From a hotel room in California, where he is on a break from speaking to a civic group, Zimbalist says that little comes from public investment in sports stadiums and sports teams. Money that goes into a sports team, he says, leaves the community in the form of players' salaries -- because most do not live in the cities in which they play. The money also leaves in the form of profits paid to owners, who have significant investments outside their teams' communities. Better, Zimbalist says, "not to have major league sports teams and have entertainment dollars go to more homegrown entertainment, retail, and restaurant business.

"The fact is that there is no economic return on that investment (in major league sports). With the Truman Sports Complex location, you don't get spin-off business in the downtown area that could be argued to be a benefit. This is primarily an investment that will make (Royals prospective owner) David Glass' deep pockets deeper and (Chiefs owner) Lamar Hunt's deep pockets deeper."

Glass has an estimated net worth of $323 million, according to a Nov. 28, 1999, Kansas City Star article. Sports Illustrated reported Sept. 13, 1993, that Hunt's net worth was more than $150 million. According to a Jan. 27, 1999, article in The Washington Post, NFL owners like to keep team ownership with people worth in excess of $300 million (excluding the assets of the team they own).

The numbers
John Bondon sits in a small, oddly shaped office off the bar at the Italian Gardens restaurant downtown, his family's business for the past 75 years. Bondon is a long-standing member of the Jackson County, Mo., Sports Authority (JCSA) and an avid sports fan. His desk is an organized riot of paper and receipts. Open before him is a financial report for the restaurant. He fishes a cigar from a box in a file cabinet next to him and lights it, looking satisfied. He turns introspective and places his fingertips gently on the desk. He is considering the importance of major league sports in Kansas City.

"There are so many benefits," he says finally, his eyes brightening beneath his leonine mane. "Not merely the economic benefit the teams bring to Kansas City, but the tourism and the sense of pride. I can't imagine the city without the Chiefs or the Royals.

"The nature of major league sports today is that cities build facilities that the teams use.

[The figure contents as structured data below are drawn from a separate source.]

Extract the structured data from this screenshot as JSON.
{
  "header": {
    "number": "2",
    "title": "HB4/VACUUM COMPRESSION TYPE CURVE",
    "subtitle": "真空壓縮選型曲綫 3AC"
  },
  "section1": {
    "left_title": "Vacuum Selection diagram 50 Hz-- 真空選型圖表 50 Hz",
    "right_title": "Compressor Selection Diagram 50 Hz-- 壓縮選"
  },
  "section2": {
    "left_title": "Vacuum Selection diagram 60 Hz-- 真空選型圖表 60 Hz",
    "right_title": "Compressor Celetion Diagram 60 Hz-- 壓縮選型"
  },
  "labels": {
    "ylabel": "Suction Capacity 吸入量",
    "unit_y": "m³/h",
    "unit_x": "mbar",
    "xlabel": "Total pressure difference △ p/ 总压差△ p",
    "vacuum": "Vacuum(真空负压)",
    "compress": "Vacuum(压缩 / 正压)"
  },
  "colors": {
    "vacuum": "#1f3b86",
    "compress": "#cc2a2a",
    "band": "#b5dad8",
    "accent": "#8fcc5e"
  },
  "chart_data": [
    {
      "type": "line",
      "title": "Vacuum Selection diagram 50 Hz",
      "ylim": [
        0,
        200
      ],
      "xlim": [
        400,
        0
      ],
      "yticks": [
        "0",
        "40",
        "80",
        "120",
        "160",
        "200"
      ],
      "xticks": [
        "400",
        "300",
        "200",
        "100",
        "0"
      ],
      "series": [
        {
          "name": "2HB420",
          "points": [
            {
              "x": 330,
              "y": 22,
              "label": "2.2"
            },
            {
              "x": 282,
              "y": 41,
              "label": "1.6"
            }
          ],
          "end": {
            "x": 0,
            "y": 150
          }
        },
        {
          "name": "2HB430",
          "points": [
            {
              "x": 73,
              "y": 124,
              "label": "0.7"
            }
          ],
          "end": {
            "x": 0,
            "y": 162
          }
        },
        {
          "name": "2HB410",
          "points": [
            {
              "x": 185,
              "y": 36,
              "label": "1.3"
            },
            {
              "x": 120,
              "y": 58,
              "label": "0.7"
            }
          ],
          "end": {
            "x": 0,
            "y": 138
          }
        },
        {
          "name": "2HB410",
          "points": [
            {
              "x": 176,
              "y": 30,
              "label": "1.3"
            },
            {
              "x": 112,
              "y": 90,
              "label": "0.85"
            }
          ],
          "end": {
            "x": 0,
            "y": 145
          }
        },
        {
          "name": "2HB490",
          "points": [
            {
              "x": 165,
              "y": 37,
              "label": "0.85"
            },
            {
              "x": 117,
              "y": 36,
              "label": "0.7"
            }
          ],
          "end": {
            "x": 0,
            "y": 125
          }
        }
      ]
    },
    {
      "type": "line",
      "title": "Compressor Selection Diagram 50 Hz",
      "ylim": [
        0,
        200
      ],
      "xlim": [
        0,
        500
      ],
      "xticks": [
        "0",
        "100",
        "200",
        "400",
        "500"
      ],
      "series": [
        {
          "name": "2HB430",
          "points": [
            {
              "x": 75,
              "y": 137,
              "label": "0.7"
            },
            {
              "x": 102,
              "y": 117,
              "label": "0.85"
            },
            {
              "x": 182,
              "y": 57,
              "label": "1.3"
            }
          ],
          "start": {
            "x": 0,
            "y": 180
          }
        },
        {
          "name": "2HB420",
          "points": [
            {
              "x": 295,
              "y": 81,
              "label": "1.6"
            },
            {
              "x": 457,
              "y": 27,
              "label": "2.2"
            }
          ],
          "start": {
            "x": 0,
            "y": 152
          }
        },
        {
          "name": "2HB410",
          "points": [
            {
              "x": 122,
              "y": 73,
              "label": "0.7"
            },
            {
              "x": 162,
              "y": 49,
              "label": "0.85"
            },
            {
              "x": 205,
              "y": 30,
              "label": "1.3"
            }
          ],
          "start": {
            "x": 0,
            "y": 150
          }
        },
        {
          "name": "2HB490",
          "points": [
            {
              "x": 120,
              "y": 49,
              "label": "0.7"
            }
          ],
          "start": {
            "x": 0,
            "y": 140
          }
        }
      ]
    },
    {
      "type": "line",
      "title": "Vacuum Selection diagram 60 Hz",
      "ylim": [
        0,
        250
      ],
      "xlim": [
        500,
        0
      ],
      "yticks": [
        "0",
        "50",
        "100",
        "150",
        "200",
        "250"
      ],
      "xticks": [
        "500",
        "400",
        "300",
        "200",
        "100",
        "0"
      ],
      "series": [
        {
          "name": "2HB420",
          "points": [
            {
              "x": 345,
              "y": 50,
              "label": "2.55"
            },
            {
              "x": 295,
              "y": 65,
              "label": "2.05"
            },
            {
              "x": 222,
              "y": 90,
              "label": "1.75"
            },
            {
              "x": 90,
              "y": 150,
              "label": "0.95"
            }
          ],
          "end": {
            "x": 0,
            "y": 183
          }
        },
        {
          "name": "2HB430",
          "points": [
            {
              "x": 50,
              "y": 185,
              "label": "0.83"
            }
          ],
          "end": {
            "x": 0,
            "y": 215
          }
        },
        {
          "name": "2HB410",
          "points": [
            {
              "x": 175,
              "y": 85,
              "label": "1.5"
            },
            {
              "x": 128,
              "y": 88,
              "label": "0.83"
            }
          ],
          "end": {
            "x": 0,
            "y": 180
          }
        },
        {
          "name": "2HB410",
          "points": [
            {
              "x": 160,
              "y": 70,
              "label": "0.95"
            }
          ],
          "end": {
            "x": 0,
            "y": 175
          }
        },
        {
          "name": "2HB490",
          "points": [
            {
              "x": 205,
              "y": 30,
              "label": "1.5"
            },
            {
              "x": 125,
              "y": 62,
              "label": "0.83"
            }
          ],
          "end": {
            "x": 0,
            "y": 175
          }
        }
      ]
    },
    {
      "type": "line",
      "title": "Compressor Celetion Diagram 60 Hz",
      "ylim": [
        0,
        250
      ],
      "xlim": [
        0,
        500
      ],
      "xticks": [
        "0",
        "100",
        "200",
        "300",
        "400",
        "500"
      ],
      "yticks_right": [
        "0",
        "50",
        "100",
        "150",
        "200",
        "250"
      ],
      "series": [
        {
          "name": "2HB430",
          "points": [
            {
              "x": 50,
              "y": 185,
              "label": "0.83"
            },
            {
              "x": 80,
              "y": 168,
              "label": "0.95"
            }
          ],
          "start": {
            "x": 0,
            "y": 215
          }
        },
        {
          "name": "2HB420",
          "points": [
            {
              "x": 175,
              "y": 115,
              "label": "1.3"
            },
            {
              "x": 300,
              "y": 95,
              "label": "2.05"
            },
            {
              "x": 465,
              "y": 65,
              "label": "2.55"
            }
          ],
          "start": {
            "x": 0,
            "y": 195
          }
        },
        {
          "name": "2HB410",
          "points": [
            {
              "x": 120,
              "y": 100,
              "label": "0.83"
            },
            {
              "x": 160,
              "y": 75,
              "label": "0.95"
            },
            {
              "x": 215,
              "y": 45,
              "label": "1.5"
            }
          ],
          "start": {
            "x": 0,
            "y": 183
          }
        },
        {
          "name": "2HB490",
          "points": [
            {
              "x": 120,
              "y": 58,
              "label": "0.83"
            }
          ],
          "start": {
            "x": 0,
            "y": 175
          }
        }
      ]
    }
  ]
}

What they do for the town should interest even those who never see a major league game at the stadiums, people who aren't sports fans, because they bring so much pride to our town.

Bondon says that a bistate sales tax is a good mechanism for funding the kinds of improvements that the teams say they need to stay in Kansas City. "We were lucky to build the kinds of facilities we did in the early 1970s," he says. "They are stadiums that can be kept up and updated without having to lay out the $500 million to $800 million to re-create them. Many cities have built or are building those new stadiums, creating competition for Kansas City. Fortunately, we have teams here who are committed to the community."